Redshift cluster encrypted with customer-managed KMS key. Key rotation enabled; CloudTrail captures every Decrypt operation against the CMK.
Encrypt Glue ETL job inputs/outputs with company-managed key.
Glue Security Configuration with CMK for S3 + CloudWatch Logs + Job bookmarks. Glue role granted `kms:Decrypt`/`Encrypt` on the key.
Discover and classify PII (names, SSNs, emails) sitting in S3 data lake.
Amazon Macie. ML-driven sensitive-data discovery on S3; produces findings with object location and PII type.
Audit every S3 GetObject / PutObject in the data lake bucket.
CloudTrail data events for the bucket. CloudTrail by default logs only management events; data events must be enabled explicitly.
Why: Data events are billed per-event; scope to the sensitive bucket only to control cost.
Need who/when/IP for every S3 access; CloudTrail data events are too expensive.
S3 server access logging. Free; logs delivered to a separate logging bucket; less detail than CloudTrail but covers requester + IP + path.
Prevent any bucket in the account from accidentally being made public, even if a bucket policy says so.
S3 Block Public Access at account level. Overrides any bucket-level policy; enforced as a guardrail.
Redshift in VPC must read from S3 without going over the public internet.
S3 Gateway Endpoint in the Redshift subnet route table. Traffic routes via AWS backbone; no NAT, no IGW.
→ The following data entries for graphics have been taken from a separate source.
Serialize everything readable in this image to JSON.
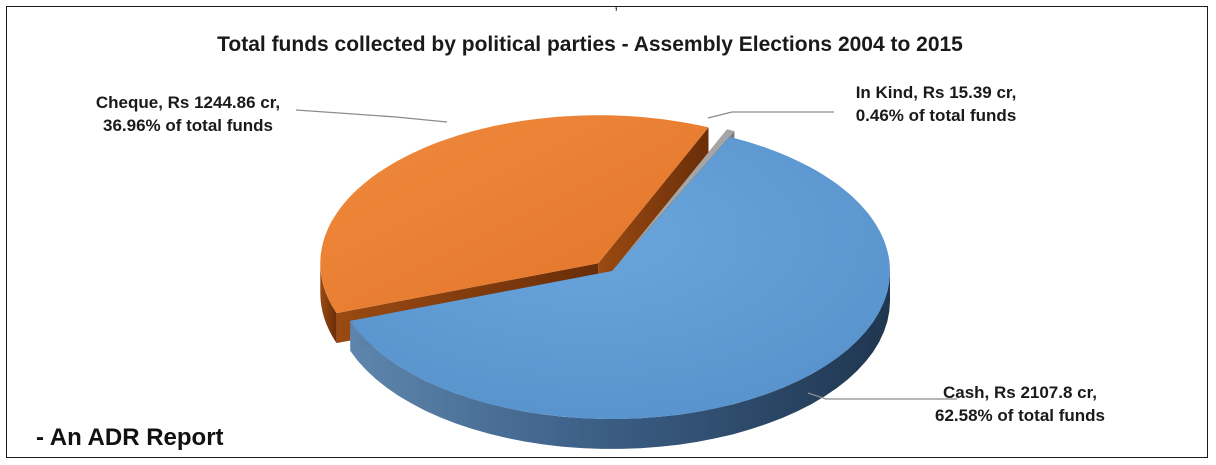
{
  "chart_data": {
    "type": "pie",
    "title": "Total funds collected by political parties - Assembly Elections 2004 to 2015",
    "series": [
      {
        "values": [
          2107.8,
          1244.86,
          15.39
        ],
        "categories": [
          "Cash",
          "Cheque",
          "In Kind"
        ],
        "percentages": [
          62.58,
          36.96,
          0.46
        ]
      }
    ],
    "labels": [
      [
        "Cash, Rs 2107.8 cr,",
        "62.58% of total funds"
      ],
      [
        "Cheque, Rs 1244.86 cr,",
        "36.96% of total funds"
      ],
      [
        "In Kind, Rs 15.39 cr,",
        "0.46% of total funds"
      ]
    ],
    "colors": [
      "#5b9bd5",
      "#ed7d31",
      "#a5a5a5"
    ],
    "style": "3d-exploded-pie"
  },
  "footer": "- An ADR Report",
  "top_mark": ","
}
Glue ETL job needs to access RDS in private subnet AND call Glue Data Catalog APIs.
Glue connection on the RDS VPC + Interface VPC Endpoints for `glue.amazonaws.com` + S3 Gateway Endpoint.
Glue ETL needs S3 read, Redshift write, Secrets Manager read.
Single Glue execution role with least-privilege policies: `s3:GetObject` on source prefix, `redshift-data:ExecuteStatement`, `secretsmanager:GetSecretValue` on the specific secret ARN.
Detect unusual data access patterns — large download by an IAM user with no prior data-lake access.
GuardDuty S3 Protection. Behavioral baselines per IAM principal; findings on anomalous access volumes/patterns.
Compliance requires WORM (write once, read many) retention on financial data for 7 years.
S3 Object Lock with Compliance mode + retention period 7y. Even root cannot delete; meets SEC 17a-4 / FINRA.
Continuous compliance evidence collection for HIPAA / SOC 2 audits.
AWS Audit Manager with prebuilt frameworks. Auto-collects evidence from CloudTrail, Config, Security Hub; produces audit-ready reports.